- Supreme Court of the United States

Decided June 4, 2012
- Full case name: Reichle v. Howards
- Citations: 566 U.S. 658 (more)
- Argument: Oral argument
- Opinion announcement: Opinion announcement

Holding
- Police officers are entitled to qualified immunity from civil suit for allegedly violating a constitutional right if, at the time of an arrest, it was not clearly established that an arrest supported by probable cause could give rise to the alleged rights violation.

Court membership
- Chief Justice John Roberts Associate Justices Antonin Scalia · Anthony Kennedy Clarence Thomas · Ruth Bader Ginsburg Stephen Breyer · Samuel Alito Sonia Sotomayor · Elena Kagan

Case opinions
- Majority: Thomas, joined by Roberts, Scalia, Kennedy, Alito, Sotomayor
- Concurrence: Ginsburg (in judgment), joined by Breyer
- Kagan took no part in the consideration or decision of the case.

= Reichle v. Howards =

Reichle v. Howards, , was a United States Supreme Court case in which the court held that police officers are entitled to qualified immunity from civil suit for allegedly violating a constitutional right if, at the time of an arrest, it was not clearly established that an arrest supported by probable cause could give rise to the alleged rights violation.

==Background==

Agents Virgil D. "Gus" Reichle and Dan Doyle were members of a United States Secret Service detail protecting Vice President Richard Cheney while he greeted members of the public at a shopping mall. Doyle overheard Howards, who was speaking into his cell phone, state that he "was going to ask [the Vice President] how many kids he's killed today." Doyle and other agents observed Howards enter the line to meet Cheney, tell Cheney that his "policies in Iraq are disgusting," and touch Cheney's shoulder as Cheney was leaving. The agents then questioned Howards, however he insisted that he had not touched Cheney. They then arrested Howards, who was charged with harassment by local officials.

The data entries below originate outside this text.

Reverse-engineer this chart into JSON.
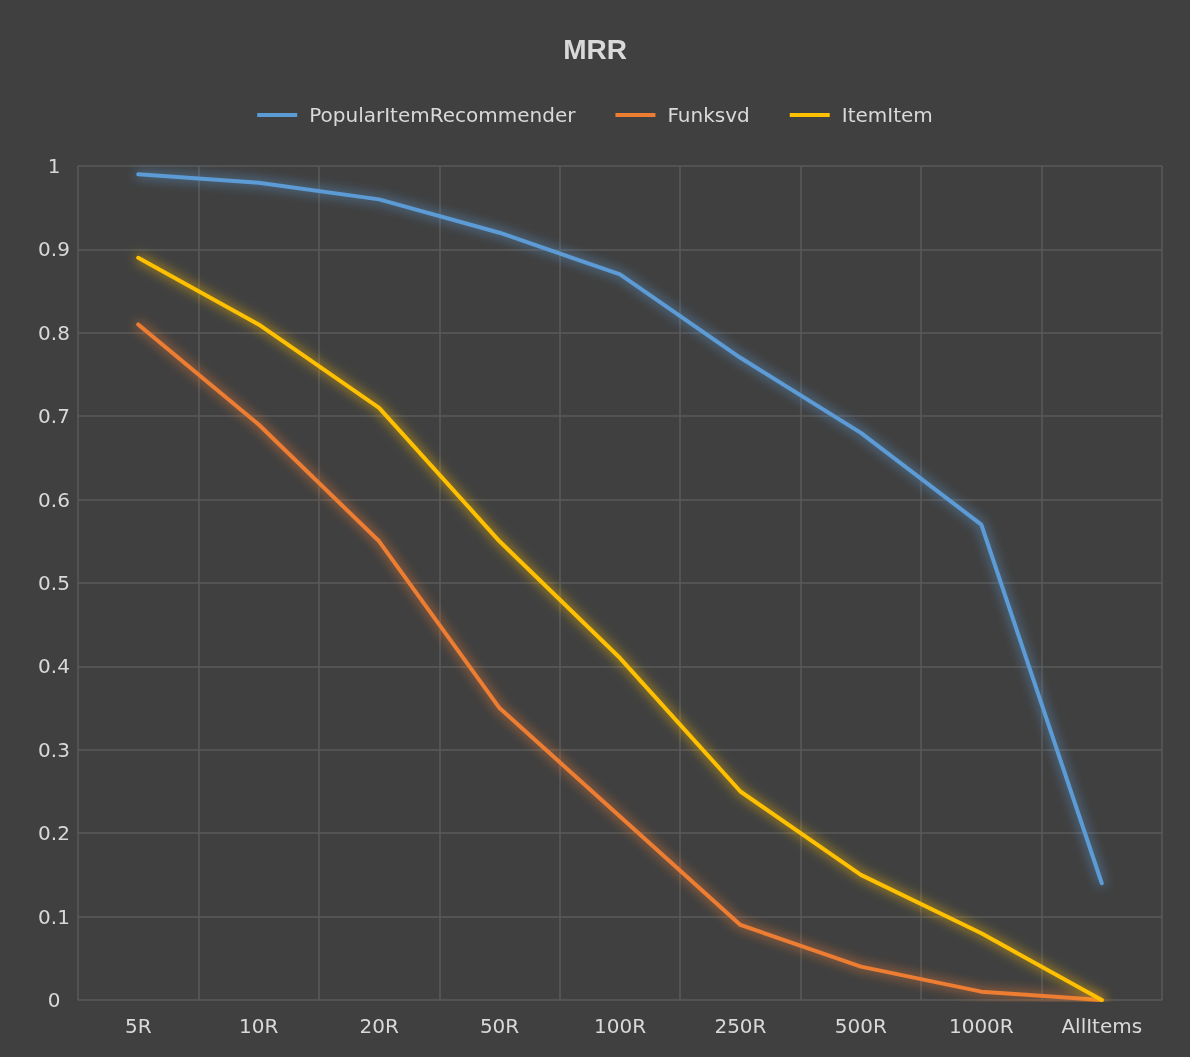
{
  "chart_data": {
    "type": "line",
    "title": "MRR",
    "categories": [
      "5R",
      "10R",
      "20R",
      "50R",
      "100R",
      "250R",
      "500R",
      "1000R",
      "AllItems"
    ],
    "series": [
      {
        "name": "PopularItemRecommender",
        "color": "#5b9bd5",
        "values": [
          0.99,
          0.98,
          0.96,
          0.92,
          0.87,
          0.77,
          0.68,
          0.57,
          0.14
        ]
      },
      {
        "name": "Funksvd",
        "color": "#ed7d31",
        "values": [
          0.81,
          0.69,
          0.55,
          0.35,
          0.22,
          0.09,
          0.04,
          0.01,
          0.0
        ]
      },
      {
        "name": "ItemItem",
        "color": "#ffc000",
        "values": [
          0.89,
          0.81,
          0.71,
          0.55,
          0.41,
          0.25,
          0.15,
          0.08,
          0.0
        ]
      }
    ],
    "ylim": [
      0,
      1
    ],
    "yticks": [
      0,
      0.1,
      0.2,
      0.3,
      0.4,
      0.5,
      0.6,
      0.7,
      0.8,
      0.9,
      1
    ],
    "grid": true,
    "legend": "top",
    "marker": "none",
    "line_style": "solid"
  }
}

After that charge was dismissed, Howards brought an action against petitioners and others under Section 1983 and Bivens v. Six Unknown Fed. Narcotics Agents. Howards claimed that he was arrested and searched without probable cause, in violation of the Fourth Amendment, and that the arrest violated the First Amendment because it was made in retaliation for Howards' criticism of Cheney. The agents moved for summary judgment on the ground that they were entitled to qualified immunity, but the federal District Court denied the motion. On appeal, the Tenth Circuit Court of Appeals reversed the immunity ruling with respect to the Fourth Amendment claim because petitioners had probable cause to arrest Howards, but the court affirmed with regard to the First Amendment claim. In doing so, the court rejected Reichle's argument that, under Hartman v. Moore, probable cause to arrest defeats a First Amendment retaliatory arrest claim. It concluded instead that Hartman applied only to retaliatory prosecution claims and thus did not upset prior Tenth Circuit precedent holding that a retaliatory arrest violates the First Amendment even if supported by probable cause.

==Opinion of the court==

Justice Clarence Thomas wrote the majority opinion for six justices. Thomas identified two central issues: "whether a First Amendment retaliatory arrest claim may lie despite the presence of probable cause to support the arrest, and whether clearly established law at the time of Howards’ arrest so held," however only decided to address the second. Thomas argued that "qualified immunity shields governmental officials from civil damages liability unless the official violated a statutory or constitutional right that was clearly established at the time of the challenged conduct." This required that a reasonable official would understand that his or her behavior violates a right. However, Howards did not establish that threshold here because “this Court has never recognized a First Amendment right to be free from a retaliatory arrest that is supported by probable cause; nor was such a right otherwise clearly established at the time of Howard’s arrest.”

The Supreme Court issued an opinion on June 4, 2012. It unanimously ruled against Howards' claim that his free speech rights had been violated.

=== Concurrances ===
While the outcome—conferring immunity on the two agents—was unanimous, Justice Ruth Bader Ginsburg, joined by Justice Stephen G. Breyer, agreed only with the specific result. In that, Ginsburg wrote, if this case had not involved Secret Service agents, but only regular police officers, she would not have found a right to qualified immunity. Ginsburg concluded that the officers were "duty bound to take the content of Howards’ statements into account in determining whether he posed an immediate threat to the Vice President’s physical security."

Justice Elena Kagan took no part in the case.